Your Weekly Lex, For Strength

A little not enough gas

A quick sea story (not mine, I am only a messenger) now that I’ve introduced the concept of in flight refueling.
A friend of mine was coming back from a shore detachment in Oman, lo these many years ago. They’d been ashore for a couple of weeks, and were due back to the carrier, operating on the line at the extreme edge of the range feasibility arc for the returning fighters.
Who were also carrying a lot of captive ordnance and extra external fuel tanks – hauling trash on the wing stations increases drag, which in turn increases fuel consumption rates. Having enough gas to get aboard was going to be dicey – making it back to Oman once they’d passed the mid-point was out of the question.
After they got overhead the ship in relatively crappy weather (the North Arabian Sea in the summertime is routinely a mess), they were instructed to hold overhead until the deck could be made ready for their recovery. The recovery time had come and gone without the marshall controllers having passed along any approach instructions: The clock was ticking, the fuel was being burned and those little hairs on the back of the pilots necks were starting to prickle.
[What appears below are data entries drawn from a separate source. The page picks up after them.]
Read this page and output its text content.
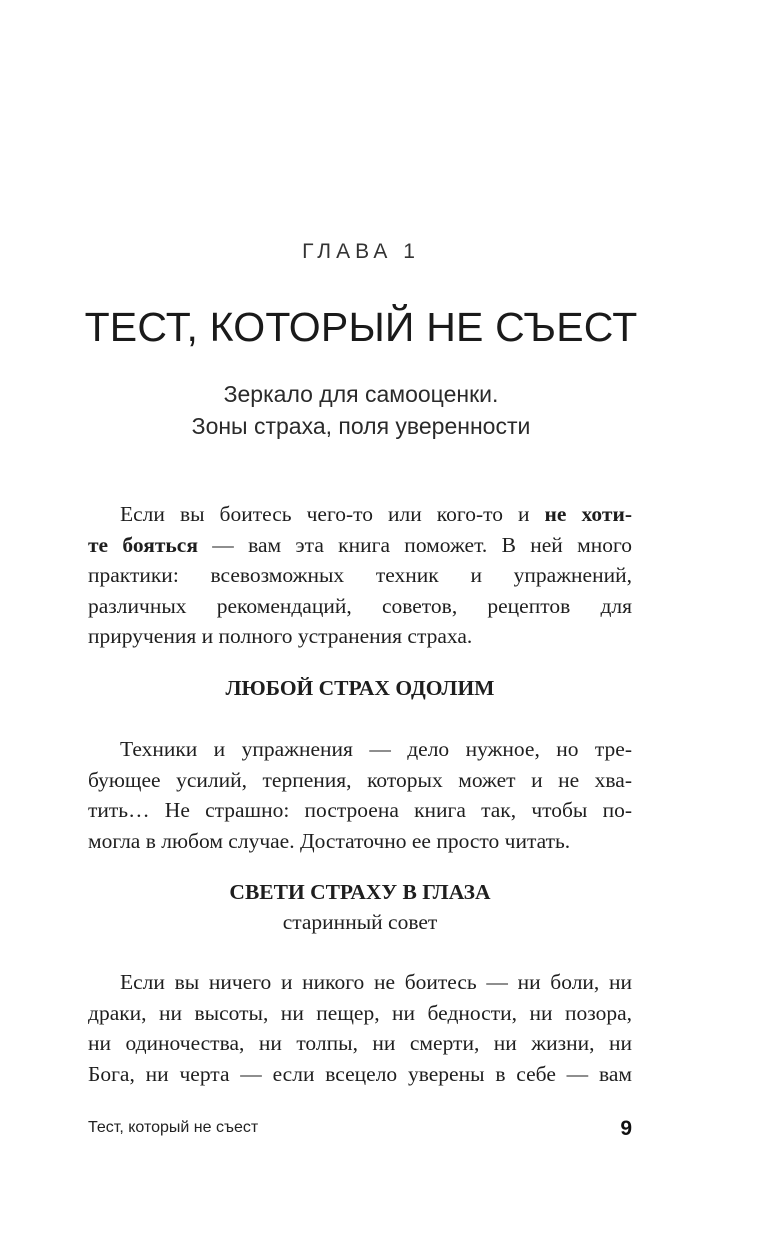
ГЛАВА 1

ТЕСТ, КОТОРЫЙ НЕ СЪЕСТ
Зеркало для самооценки.
Зоны страха, поля уверенности
Если вы боитесь чего-то или кого-то и не хоти-
те бояться — вам эта книга поможет. В ней много
практики: всевозможных техник и упражнений,
различных рекомендаций, советов, рецептов для
приручения и полного устранения страха.
ЛЮБОЙ СТРАХ ОДОЛИМ
Техники и упражнения — дело нужное, но тре-
бующее усилий, терпения, которых может и не хва-
тить… Не страшно: построена книга так, чтобы по-
могла в любом случае. Достаточно ее просто читать.
СВЕТИ СТРАХУ В ГЛАЗА

старинный совет

Если вы ничего и никого не боитесь — ни боли, ни
драки, ни высоты, ни пещер, ни бедности, ни позора,
ни одиночества, ни толпы, ни смерти, ни жизни, ни
Бога, ни черта — если всецело уверены в себе — вам

Тест, который не съест	9
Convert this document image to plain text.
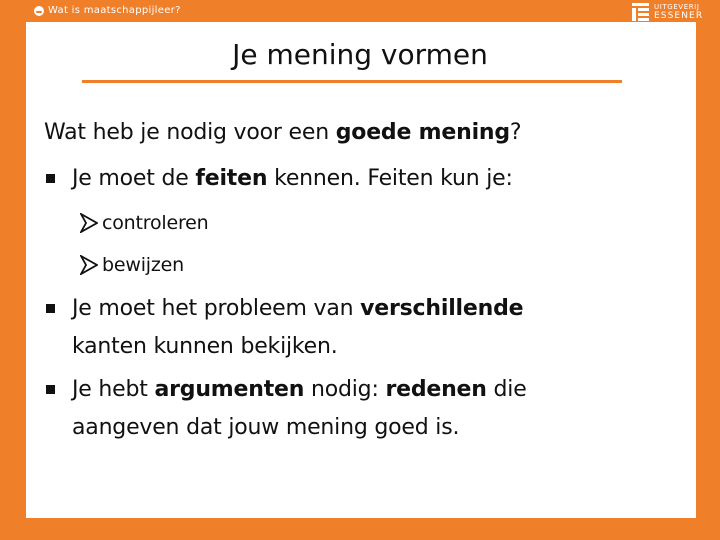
Wat is maatschappijleer?	UITGEVERIJ
ESSENER
Je mening vormen
Wat heb je nodig voor een goede mening?
Je moet de feiten kennen. Feiten kun je:
controleren
bewijzen
Je moet het probleem van verschillende
kanten kunnen bekijken.
Je hebt argumenten nodig: redenen die
aangeven dat jouw mening goed is.
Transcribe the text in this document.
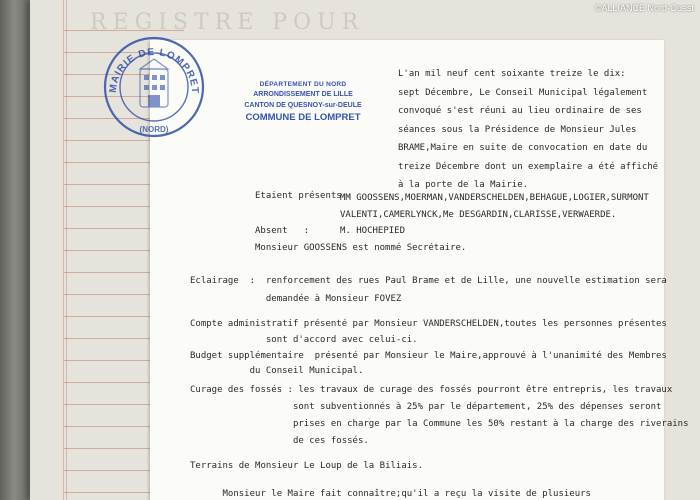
REGISTRE POUR
©ALLIANCE Nord-Ouest
L'an mil neuf cent soixante treize le dix:
sept Décembre, Le Conseil Municipal légalement
convoqué s'est réuni au lieu ordinaire de ses
séances sous la Présidence de Monsieur Jules
BRAME,Maire en suite de convocation en date du
treize Décembre dont un exemplaire a été affiché
à la porte de la Mairie.
Etaient présents :
MM GOOSSENS,MOERMAN,VANDERSCHELDEN,BEHAGUE,LOGIER,SURMONT
VALENTI,CAMERLYNCK,Me DESGARDIN,CLARISSE,VERWAERDE.
Absent   :	M. HOCHEPIED
Monsieur GOOSSENS est nommé Secrétaire.
Eclairage  :  renforcement des rues Paul Brame et de Lille, une nouvelle estimation sera
demandée à Monsieur FOVEZ
Compte administratif présenté par Monsieur VANDERSCHELDEN,toutes les personnes présentes
sont d'accord avec celui-ci.
Budget supplémentaire  présenté par Monsieur le Maire,approuvé à l'unanimité des Membres
du Conseil Municipal.
Curage des fossés : les travaux de curage des fossés pourront être entrepris, les travaux
sont subventionnés à 25% par le département, 25% des dépenses seront
prises en charge par la Commune les 50% restant à la charge des riverains
de ces fossés.
Terrains de Monsieur Le Loup de la Biliais.
Monsieur le Maire fait connaître;qu'il a reçu la visite de plusieurs
MAIRIE DE LOMPRET
(NORD)
DÉPARTEMENT DU NORD
ARRONDISSEMENT DE LILLE
CANTON DE QUESNOY-sur-DEULE
COMMUNE DE LOMPRET
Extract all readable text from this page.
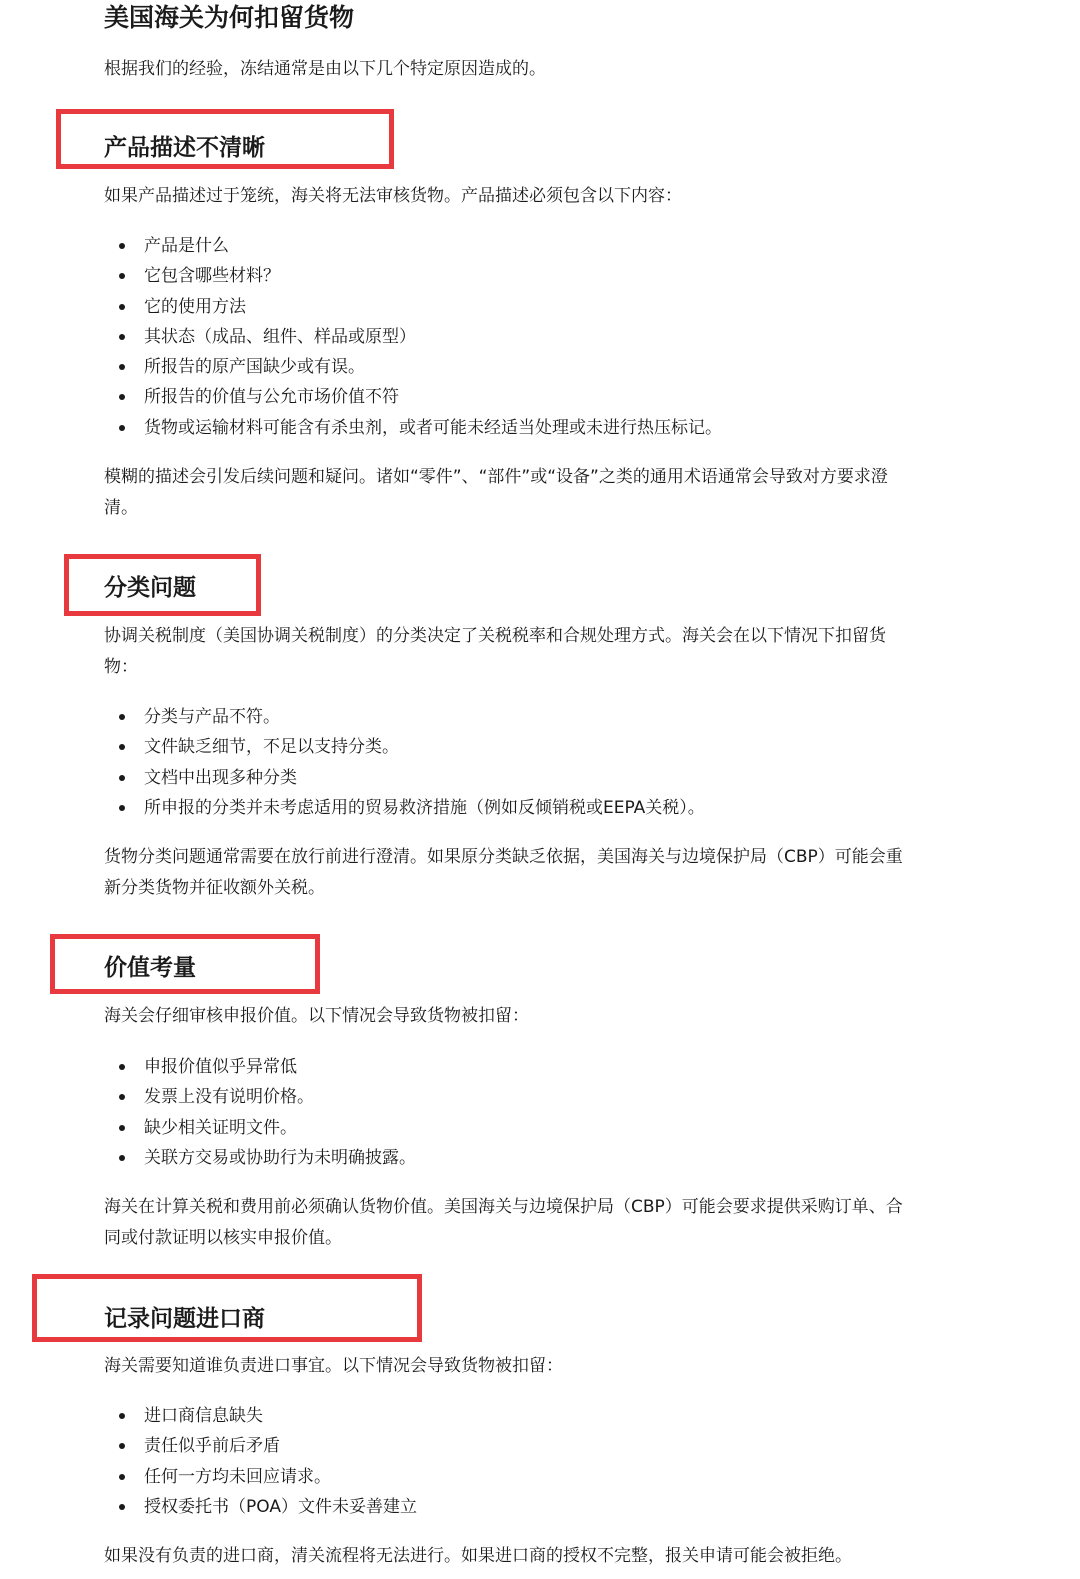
美国海关为何扣留货物
根据我们的经验，冻结通常是由以下几个特定原因造成的。
产品描述不清晰
如果产品描述过于笼统，海关将无法审核货物。产品描述必须包含以下内容：
产品是什么
它包含哪些材料？
它的使用方法
其状态（成品、组件、样品或原型）
所报告的原产国缺少或有误。
所报告的价值与公允市场价值不符
货物或运输材料可能含有杀虫剂，或者可能未经适当处理或未进行热压标记。
模糊的描述会引发后续问题和疑问。诸如“零件”、“部件”或“设备”之类的通用术语通常会导致对方要求澄清。
分类问题
协调关税制度（美国协调关税制度）的分类决定了关税税率和合规处理方式。海关会在以下情况下扣留货物：
分类与产品不符。
文件缺乏细节，不足以支持分类。
文档中出现多种分类
所申报的分类并未考虑适用的贸易救济措施（例如反倾销税或EEPA关税）。
货物分类问题通常需要在放行前进行澄清。如果原分类缺乏依据，美国海关与边境保护局（CBP）可能会重新分类货物并征收额外关税。
价值考量
海关会仔细审核申报价值。以下情况会导致货物被扣留：
申报价值似乎异常低
发票上没有说明价格。
缺少相关证明文件。
关联方交易或协助行为未明确披露。
海关在计算关税和费用前必须确认货物价值。美国海关与边境保护局（CBP）可能会要求提供采购订单、合同或付款证明以核实申报价值。
记录问题进口商
海关需要知道谁负责进口事宜。以下情况会导致货物被扣留：
进口商信息缺失
责任似乎前后矛盾
任何一方均未回应请求。
授权委托书（POA）文件未妥善建立
如果没有负责的进口商，清关流程将无法进行。如果进口商的授权不完整，报关申请可能会被拒绝。
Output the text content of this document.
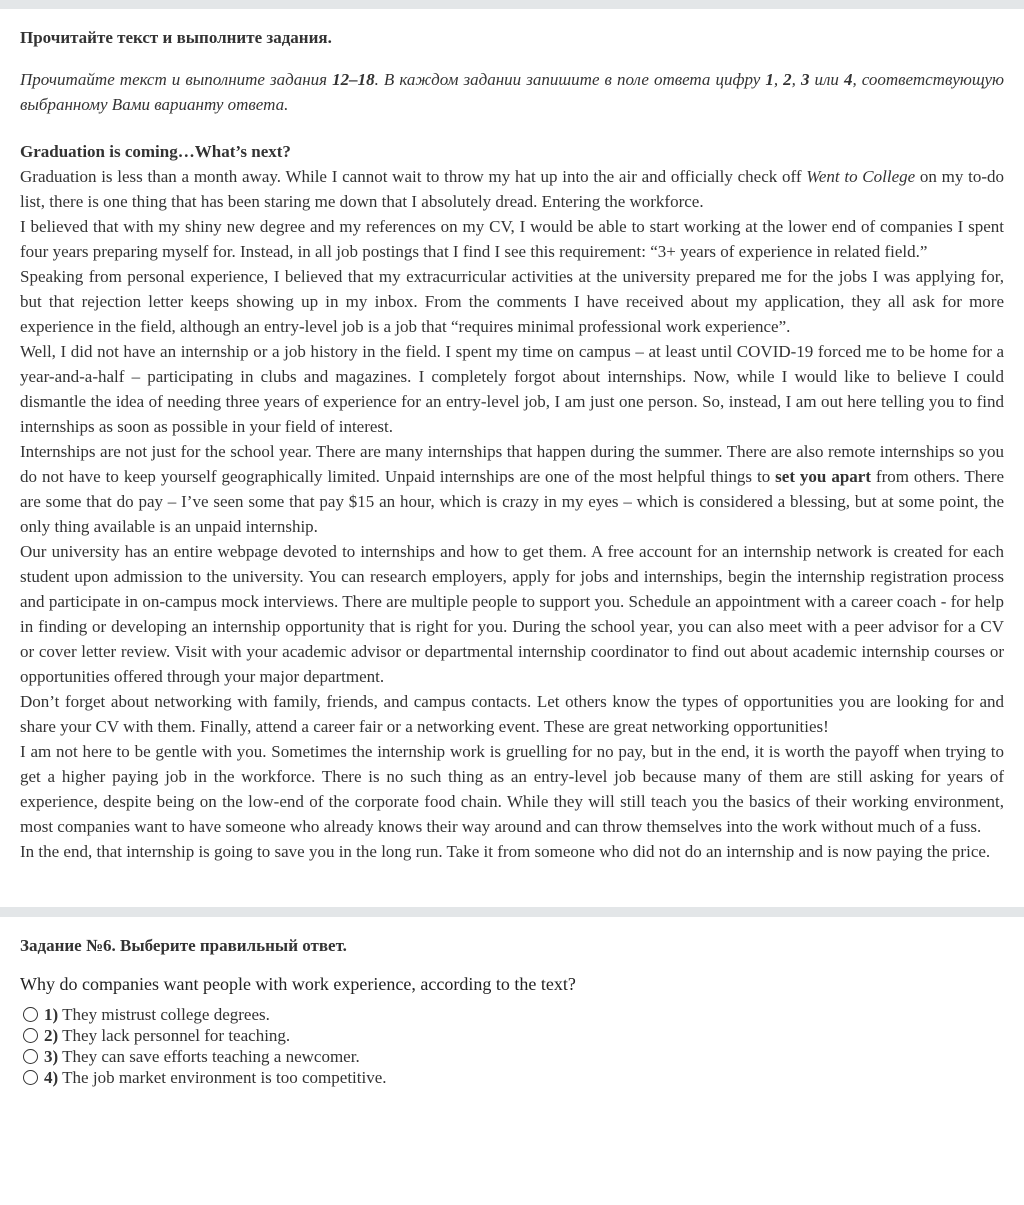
Прочитайте текст и выполните задания.

Прочитайте текст и выполните задания 12–18. В каждом задании запишите в поле ответа цифру 1, 2, 3 или 4, соответствующую выбранному Вами варианту ответа.

Graduation is coming…What’s next?

Graduation is less than a month away. While I cannot wait to throw my hat up into the air and officially check off Went to College on my to-do list, there is one thing that has been staring me down that I absolutely dread. Entering the workforce.

I believed that with my shiny new degree and my references on my CV, I would be able to start working at the lower end of companies I spent four years preparing myself for. Instead, in all job postings that I find I see this requirement: “3+ years of experience in related field.”

Speaking from personal experience, I believed that my extracurricular activities at the university prepared me for the jobs I was applying for, but that rejection letter keeps showing up in my inbox. From the comments I have received about my application, they all ask for more experience in the field, although an entry-level job is a job that “requires minimal professional work experience”.

Well, I did not have an internship or a job history in the field. I spent my time on campus – at least until COVID-19 forced me to be home for a year-and-a-half – participating in clubs and magazines. I completely forgot about internships. Now, while I would like to believe I could dismantle the idea of needing three years of experience for an entry-level job, I am just one person. So, instead, I am out here telling you to find internships as soon as possible in your field of interest.

Internships are not just for the school year. There are many internships that happen during the summer. There are also remote internships so you do not have to keep yourself geographically limited. Unpaid internships are one of the most helpful things to set you apart from others. There are some that do pay – I’ve seen some that pay $15 an hour, which is crazy in my eyes – which is considered a blessing, but at some point, the only thing available is an unpaid internship.

Our university has an entire webpage devoted to internships and how to get them. A free account for an internship network is created for each student upon admission to the university. You can research employers, apply for jobs and internships, begin the internship registration process and participate in on-campus mock interviews. There are multiple people to support you. Schedule an appointment with a career coach - for help in finding or developing an internship opportunity that is right for you. During the school year, you can also meet with a peer advisor for a CV or cover letter review. Visit with your academic advisor or departmental internship coordinator to find out about academic internship courses or opportunities offered through your major department.

Don’t forget about networking with family, friends, and campus contacts. Let others know the types of opportunities you are looking for and share your CV with them. Finally, attend a career fair or a networking event. These are great networking opportunities!

I am not here to be gentle with you. Sometimes the internship work is gruelling for no pay, but in the end, it is worth the payoff when trying to get a higher paying job in the workforce. There is no such thing as an entry-level job because many of them are still asking for years of experience, despite being on the low-end of the corporate food chain. While they will still teach you the basics of their working environment, most companies want to have someone who already knows their way around and can throw themselves into the work without much of a fuss.

In the end, that internship is going to save you in the long run. Take it from someone who did not do an internship and is now paying the price.

Задание №6. Выберите правильный ответ.
Why do companies want people with work experience, according to the text?
1) They mistrust college degrees.
2) They lack personnel for teaching.
3) They can save efforts teaching a newcomer.
4) The job market environment is too competitive.
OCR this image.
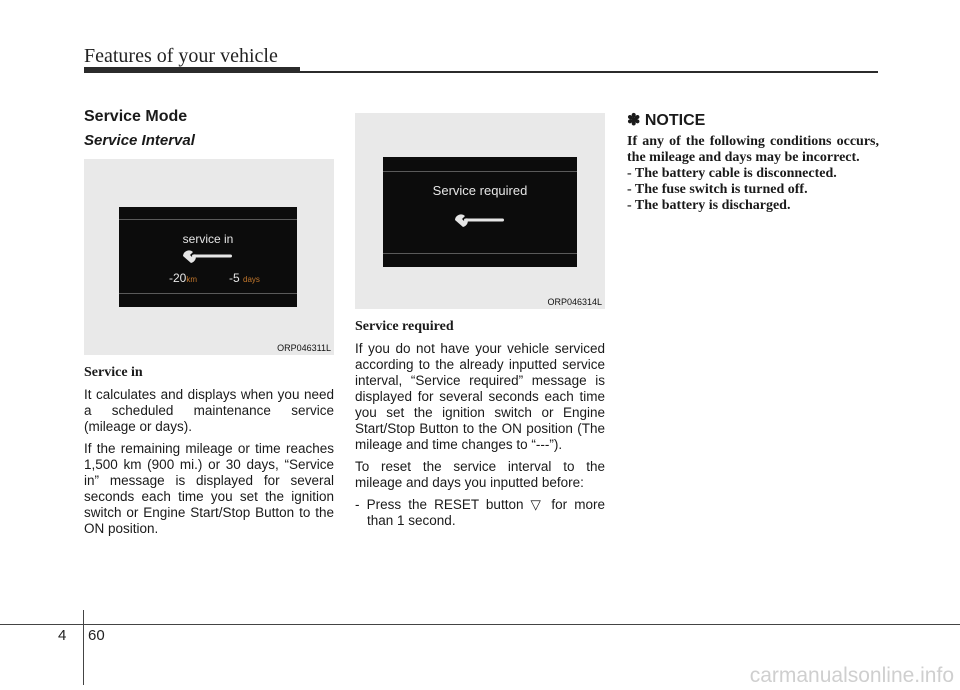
Features of your vehicle
Service Mode
Service Interval
service in
-20km	-5 days
ORP046311L
Service in

It calculates and displays when you need a scheduled maintenance service (mileage or days).

If the remaining mileage or time reaches 1,500 km (900 mi.) or 30 days, “Service in” message is displayed for several seconds each time you set the ignition switch or Engine Start/Stop Button to the ON position.

Service required
ORP046314L
Service required

If you do not have your vehicle serviced according to the already inputted service interval, “Service required” message is displayed for several seconds each time you set the ignition switch or Engine Start/Stop Button to the ON position (The mileage and time changes to “---”).

To reset the service interval to the mileage and days you inputted before:

- Press the RESET button ▽ for more than 1 second.

✽ NOTICE

If any of the following conditions occurs, the mileage and days may be incorrect.

- The battery cable is disconnected.

- The fuse switch is turned off.

- The battery is discharged.

4 60
carmanualsonline.info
The flight lead called down to the ship and asked, if they weren’t too busy to tell him, what the hell was going on down there, anyway?
“We’re running downwind,” came the terse reply.
Which the lead thought would have been a grand thing to do back before the fighters had shown up overhead, looking to land. Turned out that the ship’s navigator had stumbled a bit over the charts, and the ship had been half way through her turn into the wind before an alert quartermaster’s mate mentioned that the recovery course would have them aground before the recovery was complete. Shoal water.
If you’re a ship’s CO and the choice is one of running 85,000 tons of aircraft carrier aground in the North Arabian Sea, or delaying the recovery until you’ve won some sea room, well – let’s just say that’s no choice at all.
Good news though! There was a USAF tanker 50 miles to the north, according to folks in air operations. The eight-ship of fighters was vectored to the north, keen to get radar contact and get in the basket, getting that few extra few thousand pounds of Air Force gas that would make their naval lives just that bit more comfortable. It was going to be tight.